Multinational business is the one that has its operations in more than one country. These businesses mainly function in the entire major global. Examples of multinationals are Coca-Cola, IBM, McDonalds, Kellogg’s etc. Multinational businesses are well established corporate brands and are generally recognised across the globe. For example, Coca-Cola is a well established brand and is recognised in all parts of the world. Most of the multinational businesses are global by mature and implement similar marketing strategies across the globe. Multinational business is large and is highly influential in nature. MNC bring inward investment to countries other than their home base. Multinationals boost the national economy of the country in which they decide to set up operations and are therefore also supported by the national government while setting up their operations.
Reasons for expansion of business across boundaries are:
- Growth and expansion plans: Often when the company is saturated with its domestic operations, it wishes to grow its operations in new territories. Thus it looks for fresh markets across the boundaries and sets up its operations in a number of other countries.
- Size of market: Organisations want to expand their customer base and this could be achieved by going international.
- Cost reduction: Countries across the boundaries might be able to offer cheap labour and resources thereby helping the firm to achieve economies of scale.
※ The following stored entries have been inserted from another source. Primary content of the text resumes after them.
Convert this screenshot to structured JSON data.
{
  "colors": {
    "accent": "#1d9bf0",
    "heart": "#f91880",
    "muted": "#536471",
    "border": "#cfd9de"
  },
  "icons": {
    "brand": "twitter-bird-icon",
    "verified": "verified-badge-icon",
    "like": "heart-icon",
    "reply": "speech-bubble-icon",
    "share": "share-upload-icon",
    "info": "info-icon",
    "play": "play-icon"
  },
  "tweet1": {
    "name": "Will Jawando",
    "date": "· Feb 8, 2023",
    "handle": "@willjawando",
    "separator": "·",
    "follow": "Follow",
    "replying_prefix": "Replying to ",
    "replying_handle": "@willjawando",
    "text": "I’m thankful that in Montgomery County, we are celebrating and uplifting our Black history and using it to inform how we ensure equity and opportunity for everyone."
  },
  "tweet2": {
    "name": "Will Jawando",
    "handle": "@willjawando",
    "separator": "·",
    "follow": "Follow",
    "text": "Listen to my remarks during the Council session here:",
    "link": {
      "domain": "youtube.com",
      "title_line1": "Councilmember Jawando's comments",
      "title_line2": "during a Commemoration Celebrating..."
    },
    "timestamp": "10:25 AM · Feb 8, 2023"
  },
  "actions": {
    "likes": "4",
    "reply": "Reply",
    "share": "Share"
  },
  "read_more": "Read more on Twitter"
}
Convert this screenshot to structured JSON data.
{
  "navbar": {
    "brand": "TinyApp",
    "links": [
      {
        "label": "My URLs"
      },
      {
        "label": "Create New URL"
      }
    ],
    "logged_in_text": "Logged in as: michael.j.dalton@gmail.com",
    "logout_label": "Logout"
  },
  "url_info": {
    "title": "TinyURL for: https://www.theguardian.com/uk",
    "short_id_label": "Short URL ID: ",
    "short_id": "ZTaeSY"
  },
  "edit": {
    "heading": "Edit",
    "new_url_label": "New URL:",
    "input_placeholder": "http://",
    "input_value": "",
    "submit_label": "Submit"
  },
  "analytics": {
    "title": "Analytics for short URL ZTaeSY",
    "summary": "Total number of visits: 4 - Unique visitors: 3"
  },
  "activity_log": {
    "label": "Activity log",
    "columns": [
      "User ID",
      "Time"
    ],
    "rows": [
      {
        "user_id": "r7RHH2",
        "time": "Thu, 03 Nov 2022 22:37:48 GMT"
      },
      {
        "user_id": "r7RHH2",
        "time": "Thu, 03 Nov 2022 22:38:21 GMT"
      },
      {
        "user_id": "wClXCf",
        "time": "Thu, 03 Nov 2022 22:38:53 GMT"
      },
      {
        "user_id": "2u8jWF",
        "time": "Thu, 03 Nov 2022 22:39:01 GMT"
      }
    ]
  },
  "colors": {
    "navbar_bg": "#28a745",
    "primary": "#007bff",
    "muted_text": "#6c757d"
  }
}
- Increase in International competitors: Once the domestic market gets flooded with international competitors operating at much lesser costs, the domestic firms try to enter international markets to stay competitive by achieving economies of scale.
- Rise of global consumers: Today consumers across the globe have almost similar tastes and lifestyles whatever country they live in. This further supports the existence of multinational businesses.
- Reduction in transport and distribution costs
Joint venture
At times a multinational forms a joint venture with a local company of the target market. Joint venture refers to the establishment of a business entity by two or more companies by combining their skills and knowledge. Since the cost for setting up operations may be too high in a particular country, joint venture is a preferred mode as the costs are shared. Another advantage of a joint venture is that the partner in the joint venture has local knowledge and contacts which eases the process of establishment of operations. However, most business today do not prefer this mode as control is divided between the two partners.